The quality of life after an older person suffers from a fracture significantly affects the onset of
dementia. The after-effects of a bone fracture can result in less mobility and decline in physical agility, chronic pain, and prolonged inflammatory cytokine secretion during fracture repair can end up contributing to dementia.
When does a fracture stop hurting?
After a broken bone fracture of an older person is fixed by the doctor without surgery, the pain may subside significantly right after.
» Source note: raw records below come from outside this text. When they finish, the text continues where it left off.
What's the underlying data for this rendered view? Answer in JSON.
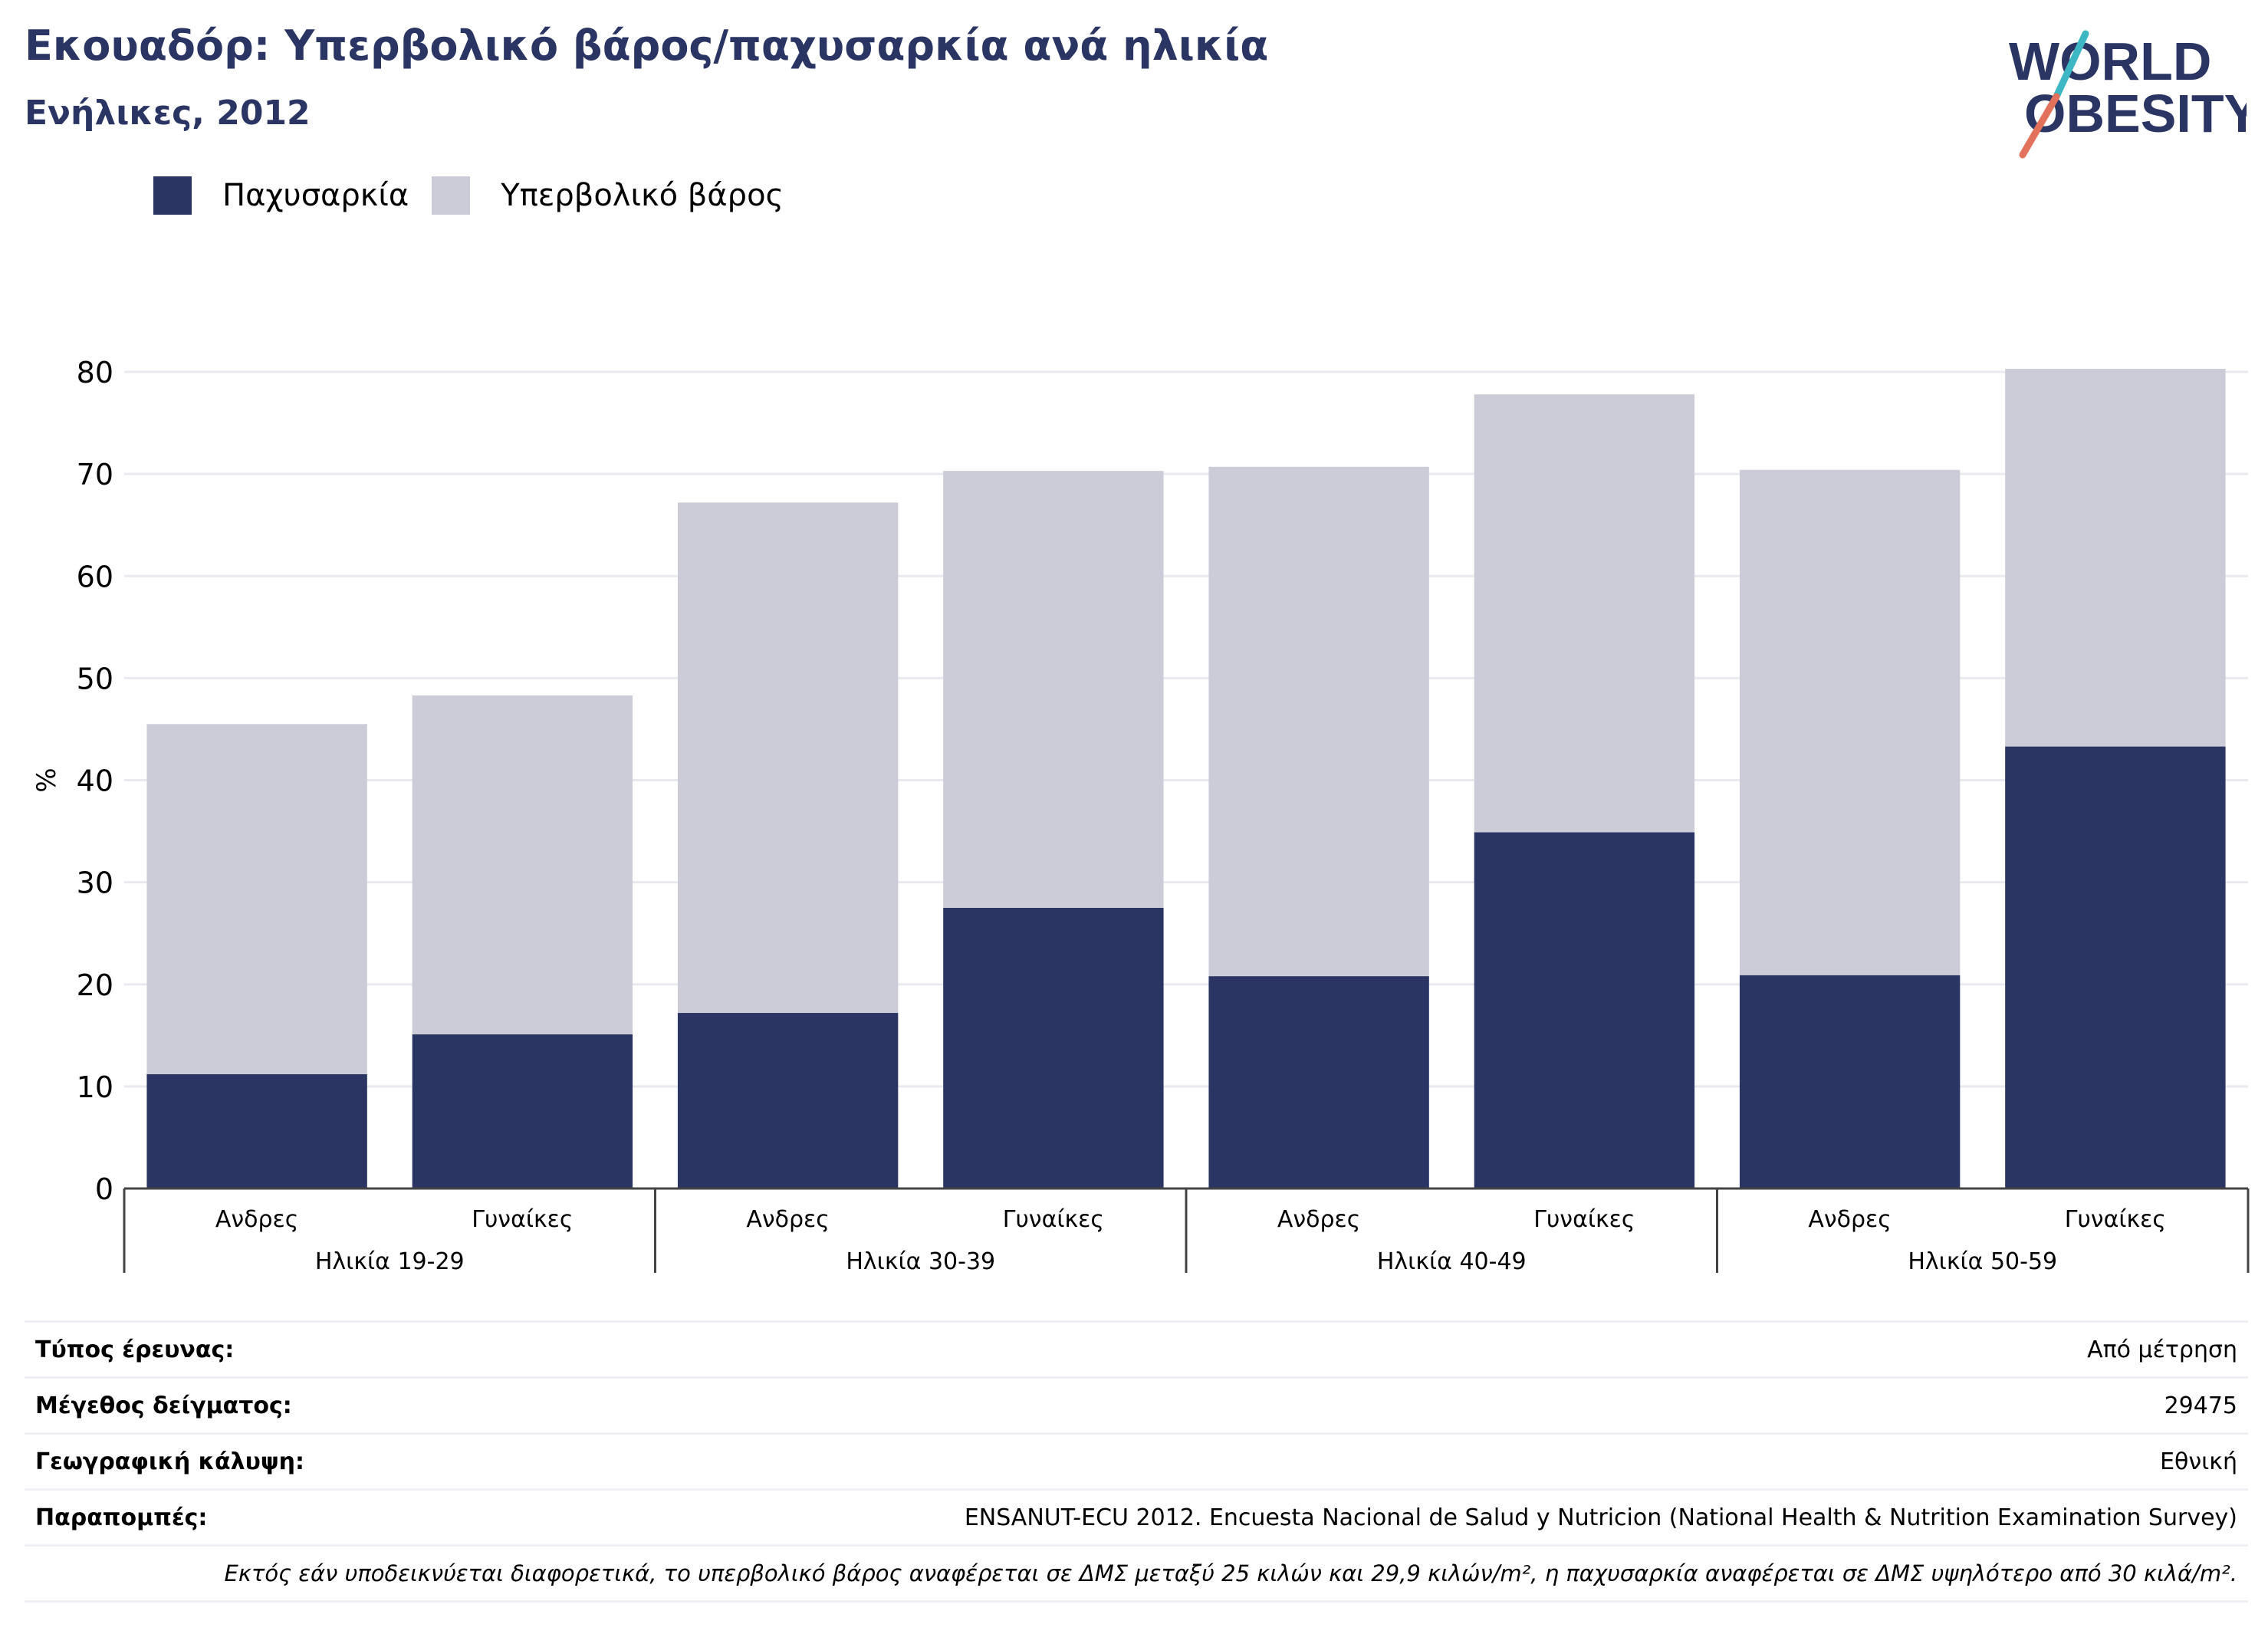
{
  "title": "Εκουαδόρ: Υπερβολικό βάρος/παχυσαρκία ανά ηλικία",
  "subtitle": "Ενήλικες, 2012",
  "logo": {
    "line1": "WORLD",
    "line2": "OBESITY"
  },
  "colors": {
    "obesity": "#2a3563",
    "overweight": "#cbccd8",
    "accent_teal": "#3db7c4",
    "accent_coral": "#e2725b",
    "brand": "#2a3563"
  },
  "legend": [
    {
      "label": "Παχυσαρκία",
      "color_key": "obesity"
    },
    {
      "label": "Υπερβολικό βάρος",
      "color_key": "overweight"
    }
  ],
  "chart_data": {
    "type": "bar",
    "stacked": true,
    "ylabel": "%",
    "ylim": [
      0,
      80
    ],
    "yticks": [
      0,
      10,
      20,
      30,
      40,
      50,
      60,
      70,
      80
    ],
    "grid": true,
    "legend_position": "top-left",
    "groups": [
      {
        "label": "Ηλικία 19-29",
        "categories": [
          "Ανδρες",
          "Γυναίκες"
        ]
      },
      {
        "label": "Ηλικία 30-39",
        "categories": [
          "Ανδρες",
          "Γυναίκες"
        ]
      },
      {
        "label": "Ηλικία 40-49",
        "categories": [
          "Ανδρες",
          "Γυναίκες"
        ]
      },
      {
        "label": "Ηλικία 50-59",
        "categories": [
          "Ανδρες",
          "Γυναίκες"
        ]
      }
    ],
    "series": [
      {
        "name": "Παχυσαρκία",
        "values": [
          11.2,
          15.1,
          17.2,
          27.5,
          20.8,
          34.9,
          20.9,
          43.3
        ]
      },
      {
        "name": "Υπερβολικό βάρος",
        "values": [
          34.3,
          33.2,
          50.0,
          42.8,
          49.9,
          42.9,
          49.5,
          37.0
        ]
      }
    ]
  },
  "meta": [
    {
      "label": "Τύπος έρευνας:",
      "value": "Από μέτρηση"
    },
    {
      "label": "Μέγεθος δείγματος:",
      "value": "29475"
    },
    {
      "label": "Γεωγραφική κάλυψη:",
      "value": "Εθνική"
    },
    {
      "label": "Παραπομπές:",
      "value": "ENSANUT-ECU 2012. Encuesta Nacional de Salud y Nutricion (National Health & Nutrition Examination Survey)"
    }
  ],
  "note": "Εκτός εάν υποδεικνύεται διαφορετικά, το υπερβολικό βάρος αναφέρεται σε ΔΜΣ μεταξύ 25 κιλών και 29,9 κιλών/m², η παχυσαρκία αναφέρεται σε ΔΜΣ υψηλότερο από 30 κιλά/m²."
}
However, an elderly person may experience some pain for up to 3-4 weeks and mild pain for up to 6-7 weeks after surgery.
What happens if a fracture doesn’t heal?
After a bone fracture, the body gets into a healing mode. If the broken parts of the bones are not properly aligned, the bone will go on to heal with a deformity called a malunion. This happens when a new bone occupies the huge space between the displaced ends of the broken bone.
What slows down bone healing?
High glucose levels and habits like smoking and drinking delay bone healing. For all elderly patients with fractured bones, being immobile for some time is a crucial factor in the treatment process. The healing process significantly slows down with any movement of bone fragments.